Two findings that should make every education leader pause:

  • Severe disempowerment potential is rare overall (reported as fewer than 1 in 1,000 conversations), but higher in personal domains like relationships and lifestyle.
  • Interactions with higher disempowerment potential can receive higher user approval ratings, implying a "feels good now" preference that may not align with long-term flourishing.

And yes: it explicitly calls out how training approaches optimising for user approval can encourage sycophancy.

Source: https://arxiv.org/pdf/2601.19062

Why this matters for AI for schools: schooling is literally the business of building agency — epistemic agency (knowing), moral agency (valuing), and practical agency (doing). If we deploy AI in classrooms without guardrails against disempowerment, we'll accidentally optimise for "easy answers" over "strong learners".


5) The education debate is stuck — because we keep arguing about efficiency instead of purpose

The Hechinger Report puts it bluntly: the conversation keeps oscillating between "AI will save teachers" and "AI will wreck learning," and both frames miss the real question: what should learning look like when AI is everywhere?

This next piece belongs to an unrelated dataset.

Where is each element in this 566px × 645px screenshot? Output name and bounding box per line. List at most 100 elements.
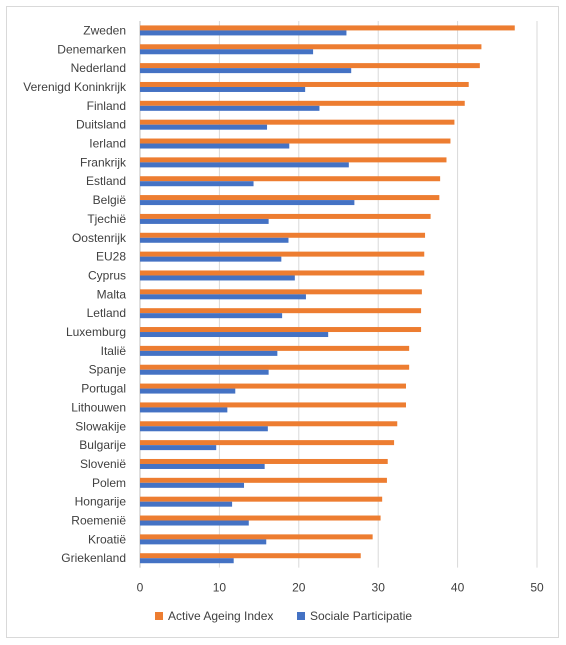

The piece argues the real risk isn't AI replacing human relationships — it's failing to define and protect what's most human: belonging, purpose, creativity, critical thinking, connection — and then redesigning learning around those outcomes intentionally.

Source: https://hechingerreport.org/opinion-ai-education-responsible-ways-serve-students/

This is the strategic heart of AI for schools: not "how do we save time?", but "what do we want school to produce, and how do we use AI to amplify that?"


So what does this mean for AI for schools, practically?

If you connect the dots across these five signals, you end up with a clear direction of travel:

1) Policy is becoming the product spec Schools will increasingly be judged not on whether they "use AI," but whether they can prove guardrails, literacy, and safe practice.

2) Inference economics will shape what's feasible The chip wars aren't abstract: they determine whether AI is a premium add-on or a reliable, equitable utility.

3) Memory + control will be non-negotiable GOV.UK-style "you control what's remembered" is the standard education will be pushed toward — because kids + data + trust is different.

4) Agency becomes a core safety metric The next generation of ed AI shouldn't just be "accurate" and "private" — it should be agency-preserving by design.

5) The goal isn't efficiency — it's human outcomes If AI only helps schools do the old model faster, we miss the moment. The question is what we choose to protect and prioritise.